To us, the benefits of apprenticeship schemes are obvious – apprentices often enjoy quicker career progression as well as gaining skills for life, all whilst earning a good wage.

But there remains several myths and misconceptions, which I want to take the opportunity to correct below.

1. Apprenticeships are only for trades/vocations (electricians, plumbers, chefs)

This isn’t true – it is possible to do an apprenticeship in a whole host of jobs, from office administration and engineering to commercial real estate and marketing.

Whether you want a career in finance or HR, or you want to become an occupational or physical therapist, there are apprenticeship schemes out there for you. Discover more about what’s available near you here.

2. Apprenticeships are for people who aren’t ‘academically inclined’

Apprenticeships are designed to be accessible to everyone, with the range starting at Level 2 (GCSE equivalent) and going through to Level 7 (Masters Degree equivalent).

3. Apprentices are there to make the brews

Employers today ensure that their apprentices are given value from the scheme, undertaking valuable tasks with core responsibilities in just the same way as they would have been, had they cone into the role with a qualification already.

Some apprentices already have a degree but are embracing a career change via the apprentice route.

Of course, the level of responsibility is on par with the experience of the particular person, and this will ramp up as they gain more knowledge and experience in the role. At Vail Williams, this means going out to do property inspections themselves, not making the tea – or at least no more than the rest of us would!

4. Apprenticeships are only for 16-18 year olds

There is a pre-conceived view that apprenticeships are just for those not wanting to go on to further or higher education.

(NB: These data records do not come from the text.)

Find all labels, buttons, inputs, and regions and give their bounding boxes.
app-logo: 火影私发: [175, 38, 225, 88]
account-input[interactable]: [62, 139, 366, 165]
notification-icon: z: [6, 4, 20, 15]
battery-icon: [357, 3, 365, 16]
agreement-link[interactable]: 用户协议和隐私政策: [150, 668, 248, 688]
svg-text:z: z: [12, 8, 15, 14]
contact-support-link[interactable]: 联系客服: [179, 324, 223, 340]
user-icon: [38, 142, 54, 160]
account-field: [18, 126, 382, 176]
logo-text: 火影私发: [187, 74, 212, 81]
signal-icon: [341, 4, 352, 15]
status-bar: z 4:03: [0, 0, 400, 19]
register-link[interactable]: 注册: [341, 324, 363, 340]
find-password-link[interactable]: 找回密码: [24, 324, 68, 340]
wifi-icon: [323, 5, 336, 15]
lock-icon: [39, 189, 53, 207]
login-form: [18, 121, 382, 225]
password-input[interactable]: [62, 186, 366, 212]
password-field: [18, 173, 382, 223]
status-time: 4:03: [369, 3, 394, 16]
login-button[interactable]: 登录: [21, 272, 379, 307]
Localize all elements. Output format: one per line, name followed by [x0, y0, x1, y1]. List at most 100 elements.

However, there is no upper age limit for apprenticeships.

Indeed, that is the case with one of our own apprentices, Leanne Conroy, who is 40 and has a young family. She joined our apprenticeship scheme and has been shortlisted for the Rising Star award at the Built Environment Apprenticeship Awards taking place later this week.

Visit the awards webpage >

5. An apprenticeship doesn’t lead to a ‘real’ qualification

In a degree apprenticeship you get a degree. This is of the same value as a degree attained outside an apprenticeship.

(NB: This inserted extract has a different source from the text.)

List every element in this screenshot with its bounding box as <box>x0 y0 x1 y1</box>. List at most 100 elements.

You get all the accompanying pomp and ceremony too – a certificate, a graduation, a cap and gown, the ability to put letters after your name. It is the same, except you get to earn a wage at the same time! Speaking of which….

6. Apprenticeships are just unpaid internships

Apprenticeships are paid. From 1 April 2024, the national minimum wage for an apprentice aged under 19 (or 19+ but in their first year of apprenticeship) is £5.28 per hour, and the national average salary for a first-year apprentice is £28,000 in the UK.

7. Apprenticeships are for people new to a business, not existing staff

Existing staff are also eligible for apprenticeships. There are some contractual specifics, but all the normal employee and apprentice rules and laws apply, so don’t rule it out.

8. Apprenticeships aren’t ‘proper jobs’

Some might argue that an apprenticeship is actually more difficult than ‘just a job’. Alongside doing the day job with real roles and responsibilities, apprentices must dedicate several hours per week to studying in order to achieve their qualification.

9. The apprenticeship route is a male-dominated path

Apprentices can go into almost any sector and an increased number of females are taking up the opportunity. 50% of our apprentices are women which is particularly important in a sector which has historically suffered with a lack of diversity.

Vail Williams is a national property consultancy employing over 170 people across 11 offices in the Midlands and North, South East and South Coast. An IIP Gold accredited company, the firm specialises in commercial and residential property advisory services.